Locally, I use about:telemetry to get a sense of what the behavior on my local machine has been, but I suppose that doesn’t really fall under “telemetry” per se.  But it was quite useful during the Cycle Collector Crisis to see what CC behavior people had been seeing on their machines.

Olli Pettay
Thanks Andrew, very accurate summary of what I’ve been doing
I tend to look at CC telemetry data daily. I very rarely use the histogram, since evolution is more interesting to me. Especially median time and also how P75 and P95 evolve. (The focus in this Q is to get lower bad times, so we should manage to drop P75 and P95)
I use also about:telemetry locally since I tend to run builds with some patch, and I want to see if they affect badly to CC or GC times.

Taras
My blog is basically a collection of telemetry trivia :)
I do not have testimonials from other people. However I heard that the silent-update team proved something about silent updates with telemetry, Necko team discovered that some optimizations were not, etc.
I encourage other people who solved a problem with telemetry to either wrote a blog post or leave a comment.

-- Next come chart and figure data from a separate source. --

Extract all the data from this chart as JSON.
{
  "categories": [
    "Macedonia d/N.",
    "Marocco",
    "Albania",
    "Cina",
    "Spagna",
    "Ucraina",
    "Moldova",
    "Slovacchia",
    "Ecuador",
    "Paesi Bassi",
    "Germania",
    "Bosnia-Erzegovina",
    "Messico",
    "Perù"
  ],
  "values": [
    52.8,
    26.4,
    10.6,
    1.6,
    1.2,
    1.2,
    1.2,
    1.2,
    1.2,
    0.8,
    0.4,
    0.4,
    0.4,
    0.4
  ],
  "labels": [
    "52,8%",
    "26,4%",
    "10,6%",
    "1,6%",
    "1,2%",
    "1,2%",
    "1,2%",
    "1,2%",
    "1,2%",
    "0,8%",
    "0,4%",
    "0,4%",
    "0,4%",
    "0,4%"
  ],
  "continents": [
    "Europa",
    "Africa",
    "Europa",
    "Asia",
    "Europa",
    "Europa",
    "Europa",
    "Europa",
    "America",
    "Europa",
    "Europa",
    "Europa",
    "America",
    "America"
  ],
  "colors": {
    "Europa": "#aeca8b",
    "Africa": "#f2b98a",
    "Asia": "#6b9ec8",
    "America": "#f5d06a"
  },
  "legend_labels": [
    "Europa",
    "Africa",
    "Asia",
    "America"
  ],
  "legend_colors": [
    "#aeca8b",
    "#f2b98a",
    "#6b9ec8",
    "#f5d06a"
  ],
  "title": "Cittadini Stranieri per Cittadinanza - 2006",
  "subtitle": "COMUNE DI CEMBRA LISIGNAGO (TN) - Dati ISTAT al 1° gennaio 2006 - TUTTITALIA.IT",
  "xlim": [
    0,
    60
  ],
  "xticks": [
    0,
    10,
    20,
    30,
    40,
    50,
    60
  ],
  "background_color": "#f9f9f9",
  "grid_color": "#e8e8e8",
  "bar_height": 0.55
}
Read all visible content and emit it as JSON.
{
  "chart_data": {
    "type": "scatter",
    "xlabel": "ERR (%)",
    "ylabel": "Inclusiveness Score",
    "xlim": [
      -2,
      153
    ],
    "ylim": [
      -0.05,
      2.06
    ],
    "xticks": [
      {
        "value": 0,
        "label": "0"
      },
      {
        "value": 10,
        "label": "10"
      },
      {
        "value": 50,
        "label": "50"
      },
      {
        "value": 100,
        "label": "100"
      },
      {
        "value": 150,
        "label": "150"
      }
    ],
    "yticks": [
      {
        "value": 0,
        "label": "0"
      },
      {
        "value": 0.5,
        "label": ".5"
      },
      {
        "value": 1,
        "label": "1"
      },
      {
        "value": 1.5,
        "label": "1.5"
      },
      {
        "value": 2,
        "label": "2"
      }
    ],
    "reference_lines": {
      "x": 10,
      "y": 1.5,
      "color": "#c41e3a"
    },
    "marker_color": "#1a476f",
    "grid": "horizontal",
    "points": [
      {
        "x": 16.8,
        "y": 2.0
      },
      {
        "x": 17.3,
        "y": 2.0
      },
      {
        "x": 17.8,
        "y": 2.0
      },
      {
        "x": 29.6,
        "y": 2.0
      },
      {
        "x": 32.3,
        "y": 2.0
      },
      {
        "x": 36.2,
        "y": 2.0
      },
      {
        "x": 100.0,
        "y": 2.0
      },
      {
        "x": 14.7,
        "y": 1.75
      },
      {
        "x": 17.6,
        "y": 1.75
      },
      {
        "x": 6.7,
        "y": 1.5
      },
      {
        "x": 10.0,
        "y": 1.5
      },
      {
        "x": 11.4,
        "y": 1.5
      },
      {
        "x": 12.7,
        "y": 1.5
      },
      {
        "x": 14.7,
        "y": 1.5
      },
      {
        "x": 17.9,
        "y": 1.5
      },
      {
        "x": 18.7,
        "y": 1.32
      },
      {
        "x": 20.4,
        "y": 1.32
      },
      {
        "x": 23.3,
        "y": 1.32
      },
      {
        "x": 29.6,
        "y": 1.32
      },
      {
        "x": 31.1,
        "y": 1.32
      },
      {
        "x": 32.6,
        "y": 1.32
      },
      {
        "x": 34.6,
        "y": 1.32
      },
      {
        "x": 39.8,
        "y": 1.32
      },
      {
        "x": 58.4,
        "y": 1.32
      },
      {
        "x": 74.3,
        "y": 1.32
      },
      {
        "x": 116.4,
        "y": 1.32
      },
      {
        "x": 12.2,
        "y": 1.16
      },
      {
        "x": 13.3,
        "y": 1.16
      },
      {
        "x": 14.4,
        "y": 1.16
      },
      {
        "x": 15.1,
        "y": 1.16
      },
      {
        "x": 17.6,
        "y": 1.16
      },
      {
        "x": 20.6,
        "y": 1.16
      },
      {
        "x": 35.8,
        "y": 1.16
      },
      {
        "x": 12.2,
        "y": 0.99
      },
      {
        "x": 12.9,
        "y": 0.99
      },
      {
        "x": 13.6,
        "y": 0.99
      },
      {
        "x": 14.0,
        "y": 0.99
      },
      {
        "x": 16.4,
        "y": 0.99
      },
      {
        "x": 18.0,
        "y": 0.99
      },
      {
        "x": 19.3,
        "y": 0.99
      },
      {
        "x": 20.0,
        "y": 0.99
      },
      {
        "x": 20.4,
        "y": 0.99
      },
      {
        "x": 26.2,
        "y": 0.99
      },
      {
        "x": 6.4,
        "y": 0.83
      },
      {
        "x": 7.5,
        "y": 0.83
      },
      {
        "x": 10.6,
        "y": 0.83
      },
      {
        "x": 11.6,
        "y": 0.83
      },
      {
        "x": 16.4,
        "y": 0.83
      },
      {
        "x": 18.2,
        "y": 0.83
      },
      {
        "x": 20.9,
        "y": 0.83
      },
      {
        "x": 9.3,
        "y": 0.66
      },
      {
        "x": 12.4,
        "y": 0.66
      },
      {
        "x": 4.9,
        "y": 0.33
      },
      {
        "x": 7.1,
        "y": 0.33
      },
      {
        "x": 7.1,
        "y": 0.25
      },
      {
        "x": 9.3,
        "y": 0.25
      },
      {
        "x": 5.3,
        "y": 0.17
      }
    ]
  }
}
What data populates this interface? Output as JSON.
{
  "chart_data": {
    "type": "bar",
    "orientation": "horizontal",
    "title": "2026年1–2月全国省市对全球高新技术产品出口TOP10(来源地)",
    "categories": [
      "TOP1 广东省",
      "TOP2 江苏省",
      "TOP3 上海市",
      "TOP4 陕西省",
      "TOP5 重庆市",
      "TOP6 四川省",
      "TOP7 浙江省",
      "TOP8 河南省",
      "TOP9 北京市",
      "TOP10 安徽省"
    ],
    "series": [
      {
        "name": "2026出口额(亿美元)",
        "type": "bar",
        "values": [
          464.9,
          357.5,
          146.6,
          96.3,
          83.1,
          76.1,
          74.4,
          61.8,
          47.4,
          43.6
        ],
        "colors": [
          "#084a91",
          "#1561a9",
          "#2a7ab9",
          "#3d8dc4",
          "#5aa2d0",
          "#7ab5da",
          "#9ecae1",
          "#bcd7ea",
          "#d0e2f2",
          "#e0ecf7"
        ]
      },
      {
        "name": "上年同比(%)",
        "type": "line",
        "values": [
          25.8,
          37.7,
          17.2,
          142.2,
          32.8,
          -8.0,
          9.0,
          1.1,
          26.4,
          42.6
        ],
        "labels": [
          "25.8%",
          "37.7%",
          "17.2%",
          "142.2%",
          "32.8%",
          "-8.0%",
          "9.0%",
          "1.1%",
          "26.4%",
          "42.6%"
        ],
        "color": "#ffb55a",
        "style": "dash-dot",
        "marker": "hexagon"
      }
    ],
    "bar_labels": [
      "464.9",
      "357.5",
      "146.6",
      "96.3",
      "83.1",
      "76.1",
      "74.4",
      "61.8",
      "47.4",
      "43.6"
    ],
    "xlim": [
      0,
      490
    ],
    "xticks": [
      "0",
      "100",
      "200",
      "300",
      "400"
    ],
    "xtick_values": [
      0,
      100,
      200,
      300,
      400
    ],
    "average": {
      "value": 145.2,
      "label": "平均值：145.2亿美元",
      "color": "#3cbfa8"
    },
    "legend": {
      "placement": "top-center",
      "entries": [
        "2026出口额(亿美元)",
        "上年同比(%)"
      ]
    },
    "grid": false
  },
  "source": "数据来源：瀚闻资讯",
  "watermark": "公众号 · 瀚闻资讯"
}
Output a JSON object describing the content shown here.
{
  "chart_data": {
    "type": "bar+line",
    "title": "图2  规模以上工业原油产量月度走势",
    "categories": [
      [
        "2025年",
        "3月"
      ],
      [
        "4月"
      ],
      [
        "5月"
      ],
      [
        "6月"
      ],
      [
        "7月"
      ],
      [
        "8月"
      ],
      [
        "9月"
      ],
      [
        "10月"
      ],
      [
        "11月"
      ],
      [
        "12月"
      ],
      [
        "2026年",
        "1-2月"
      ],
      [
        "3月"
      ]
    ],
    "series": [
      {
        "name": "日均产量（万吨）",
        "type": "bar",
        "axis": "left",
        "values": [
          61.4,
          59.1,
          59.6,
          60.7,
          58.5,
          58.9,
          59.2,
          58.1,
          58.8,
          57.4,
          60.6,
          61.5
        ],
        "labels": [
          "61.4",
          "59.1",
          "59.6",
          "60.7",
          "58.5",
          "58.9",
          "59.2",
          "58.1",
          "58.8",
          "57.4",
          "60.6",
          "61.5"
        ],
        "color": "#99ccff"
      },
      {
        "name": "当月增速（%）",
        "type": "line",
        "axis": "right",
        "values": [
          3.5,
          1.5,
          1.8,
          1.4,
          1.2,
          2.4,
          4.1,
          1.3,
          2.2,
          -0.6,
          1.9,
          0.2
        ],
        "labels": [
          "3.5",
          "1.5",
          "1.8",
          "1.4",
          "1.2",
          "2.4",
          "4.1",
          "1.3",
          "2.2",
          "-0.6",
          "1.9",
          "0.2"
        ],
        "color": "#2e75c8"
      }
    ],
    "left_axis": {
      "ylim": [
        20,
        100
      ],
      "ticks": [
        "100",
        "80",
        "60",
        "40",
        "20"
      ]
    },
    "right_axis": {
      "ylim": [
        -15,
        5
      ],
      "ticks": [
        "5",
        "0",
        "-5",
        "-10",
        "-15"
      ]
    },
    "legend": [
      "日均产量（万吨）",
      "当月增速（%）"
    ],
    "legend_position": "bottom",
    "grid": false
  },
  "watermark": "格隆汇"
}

In part 3 I will cover flaws in the current Telemetry experience.

4 comments

  1. Just tried logging in to the dashboard for the first time and got stuck in some kind of redirect loop for a while. But that is probably some kind of browserid problem. It was also the first time I used browserid.

    But when I got in, the long flat list of measures seemed a bit overwhelming. Therefor, can telemetry currently tell which fraction of users have hardware acceleration enabled? (in the context of can you expect animation of css-transformations to be fast). It seemed that all users have canvas_webgl_used=1, but that can’t mean that it works for everybody.

  2. Yes, that broke as I was writing up my blog post ;(

    If you click on the telemetry histogram links, those should take you to the dashboard successfully.

  3. The security engineering team is also hoping to use telemetry around SSL to better understand what errors our users see and how often – as well as how often they click through the SSL warning.

  4. Do you have any thoughts on the hardware acceleration question in my second paragraph? (i.e. can telemetry currently answer what part of the users are running with hardware accelerated css and webgl?)